Thing I like: A little bit of public displays of affection.
Well, to be specific, I think it is sweet when an attractive couple show their affection for one another in a subtle manner. Maybe a quick peck on the lips, or the classic resting of the head on the shoulder. I say attractive, because whenever your see a power-couple, a Brangelina or Branniston, together, you briefly feel like you’re in the presence of celebrities, and drink in their aura, hungrily absorbing their good looks. Once the initial novelty wears off, you play that fun game called “I wonder what their kids will look like.” This is particularly effective for mixed-race hot couples, as halfsies are usually quite attractive, or so the stereotype goes.
Thing I don’t like: Ugly people displaying too much affection.
It seems to be that the sum total attractiveness of a couple is inversely proportional to how much inappropriate loving they share in public. That is, the uglier the couple the more grossed out you will be watching them – and not just because they are ugly. If your cheeks and/or neck and/or eyebrows are glistening with saliva from your heavy make-out session, your partner may be using too much tongue. Gently suggest that he or she save some saliva for digesting the 3 double double In ‘n Out burgers he or she will surely be consuming later that day. There’s nothing worse than dry mouth while trying to stuff your face with half a cow.

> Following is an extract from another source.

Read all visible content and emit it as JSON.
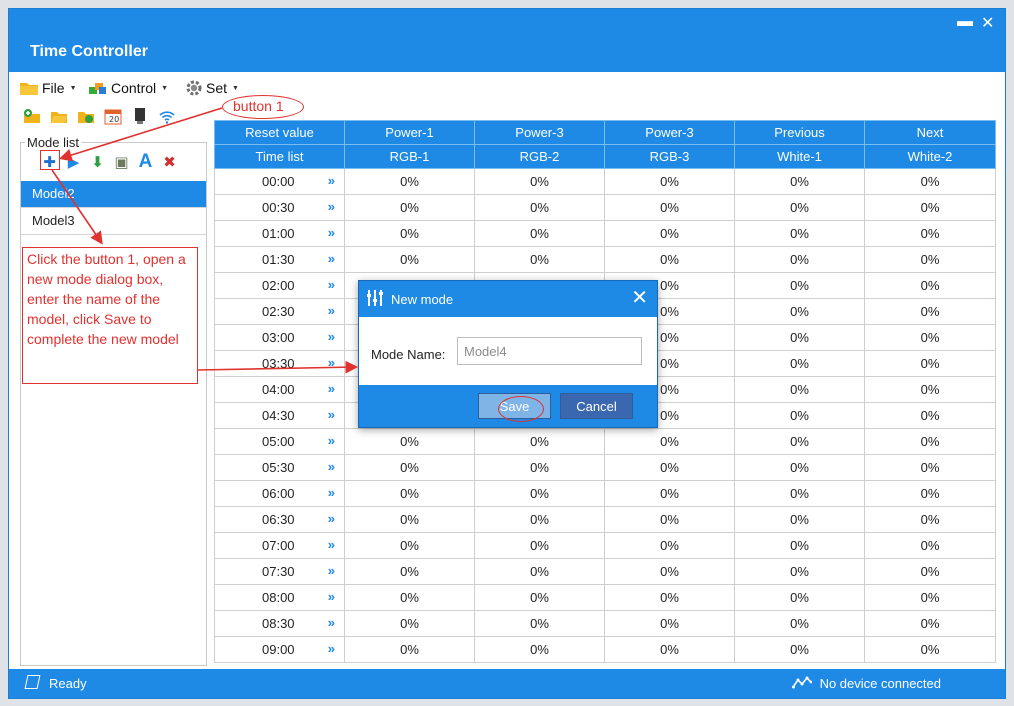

And, like with the hot couple, you will end up playing that same game called “I wonder what their kids will look like,” except this time not nearly as fun because it is immediately followed by thoughts of infanticide, and that’s just plain wrong. I suppose everyone needs loving, just not in front of me while I sit on the bus and choke on my morning bagel, strawberry cream cheese spewing from my nose. If your love is causing me violent convulsions, that may be a good place to draw the line.